31 janvier 2019

Portraits de
parisiens

Le cordonnier qui murmurait à l’oreille des oiseaux

Ce n’est pas parce qu’il a un accent incroyable que Jimenez intrigue. Ni même parce que l’on aperçoit souvent sa petite silhouette chaloupée et chapeautée en passant par la rue de l’Arbalète. Pas plus parce qu’il possède sa cordonnerie depuis 47 ans et qu’à l’intérieur rien ne semble avoir changé. Non, ce qui rend Jimenez si atypique, c’est qu’il n’est pas celui que l’on attend. Lui, le discret, préférant souvent laisser Ismaël son fidèle compagnon d’atelier parler à la clientèle, a pourtant une belle histoire à raconter.

Cordonnier Jimenez Fernandez

12, rue de l'Arbalète, 75005 Paris

Je travaillais en face de France Soir. Philippe Bouvard qui était directeur du journal à l’époque venait au café boire des coups avec nous !

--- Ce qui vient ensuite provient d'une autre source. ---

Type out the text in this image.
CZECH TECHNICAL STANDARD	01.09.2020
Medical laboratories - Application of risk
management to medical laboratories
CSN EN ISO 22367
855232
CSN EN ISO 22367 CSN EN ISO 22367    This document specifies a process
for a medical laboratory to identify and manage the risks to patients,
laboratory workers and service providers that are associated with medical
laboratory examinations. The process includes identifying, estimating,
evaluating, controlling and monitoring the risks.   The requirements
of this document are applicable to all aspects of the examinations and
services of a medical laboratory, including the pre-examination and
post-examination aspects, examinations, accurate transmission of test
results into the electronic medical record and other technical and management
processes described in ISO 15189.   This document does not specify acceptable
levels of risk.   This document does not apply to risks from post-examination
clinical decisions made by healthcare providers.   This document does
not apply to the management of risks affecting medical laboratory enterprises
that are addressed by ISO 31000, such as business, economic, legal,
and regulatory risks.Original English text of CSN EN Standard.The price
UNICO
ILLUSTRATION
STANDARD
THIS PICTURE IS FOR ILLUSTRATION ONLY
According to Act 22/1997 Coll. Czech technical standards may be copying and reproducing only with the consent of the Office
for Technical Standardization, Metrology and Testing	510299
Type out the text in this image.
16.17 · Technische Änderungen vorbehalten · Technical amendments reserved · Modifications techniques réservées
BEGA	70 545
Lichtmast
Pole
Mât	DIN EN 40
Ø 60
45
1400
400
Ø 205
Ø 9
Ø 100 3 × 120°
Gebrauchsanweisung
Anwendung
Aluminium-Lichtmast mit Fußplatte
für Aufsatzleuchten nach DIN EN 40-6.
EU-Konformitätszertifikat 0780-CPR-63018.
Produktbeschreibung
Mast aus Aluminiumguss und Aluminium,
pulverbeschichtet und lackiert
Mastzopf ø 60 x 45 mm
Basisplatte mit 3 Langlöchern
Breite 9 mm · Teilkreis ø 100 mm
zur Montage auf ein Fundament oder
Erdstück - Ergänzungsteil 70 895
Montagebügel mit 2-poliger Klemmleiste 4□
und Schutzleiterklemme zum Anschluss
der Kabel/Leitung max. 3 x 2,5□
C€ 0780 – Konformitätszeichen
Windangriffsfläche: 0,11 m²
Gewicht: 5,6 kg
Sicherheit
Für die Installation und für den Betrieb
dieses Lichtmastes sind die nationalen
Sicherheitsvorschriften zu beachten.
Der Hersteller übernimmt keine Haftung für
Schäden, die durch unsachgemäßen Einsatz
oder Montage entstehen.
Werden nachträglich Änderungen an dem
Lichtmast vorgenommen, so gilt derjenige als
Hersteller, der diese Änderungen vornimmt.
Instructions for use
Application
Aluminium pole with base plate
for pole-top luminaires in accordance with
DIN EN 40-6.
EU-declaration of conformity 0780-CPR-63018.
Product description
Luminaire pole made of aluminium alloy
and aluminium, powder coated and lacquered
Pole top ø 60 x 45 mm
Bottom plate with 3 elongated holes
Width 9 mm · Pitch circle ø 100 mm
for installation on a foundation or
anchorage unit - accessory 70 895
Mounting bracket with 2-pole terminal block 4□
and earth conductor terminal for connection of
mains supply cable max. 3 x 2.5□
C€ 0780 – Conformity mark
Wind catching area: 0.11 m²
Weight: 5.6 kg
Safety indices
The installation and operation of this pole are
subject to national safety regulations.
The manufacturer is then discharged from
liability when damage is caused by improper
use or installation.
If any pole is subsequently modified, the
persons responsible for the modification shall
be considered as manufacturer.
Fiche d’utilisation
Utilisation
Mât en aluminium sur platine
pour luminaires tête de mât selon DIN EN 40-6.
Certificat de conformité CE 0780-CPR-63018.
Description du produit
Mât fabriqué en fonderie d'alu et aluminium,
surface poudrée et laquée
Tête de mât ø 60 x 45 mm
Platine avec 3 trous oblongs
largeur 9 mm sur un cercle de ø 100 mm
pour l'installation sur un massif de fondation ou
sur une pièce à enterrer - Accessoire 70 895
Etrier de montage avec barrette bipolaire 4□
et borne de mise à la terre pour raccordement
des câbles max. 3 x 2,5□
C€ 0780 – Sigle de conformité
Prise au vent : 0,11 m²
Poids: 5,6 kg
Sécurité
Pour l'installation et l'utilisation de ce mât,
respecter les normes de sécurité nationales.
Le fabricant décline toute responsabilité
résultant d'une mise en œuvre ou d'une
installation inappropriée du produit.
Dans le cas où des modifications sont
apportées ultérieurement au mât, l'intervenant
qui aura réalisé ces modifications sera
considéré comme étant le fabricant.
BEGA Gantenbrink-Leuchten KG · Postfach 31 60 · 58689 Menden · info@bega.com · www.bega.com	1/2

Elle commence en Espagne où son père était berger et où il apprend son métier dès 11 ans chez un patron. Il montre quelques modèles de chaussures en cuir qu’il a réalisé à l’époque entièrement à la main. Arrivé en France, il fait des petits boulots, des parties de foot avec Belmondo, trouve une place de cordonnier aux Galeries Lafayette puis au Printemps avant de s’établir à son compte. Depuis toujours dans sa cordonnerie, il laisse la porte ouverte à tous, même aux oiseaux !

Moi, je n’aime pas les cages, ça fait prisonnier et eux ils n’ont commis aucun délit. Je veux qu’ils soient en liberté !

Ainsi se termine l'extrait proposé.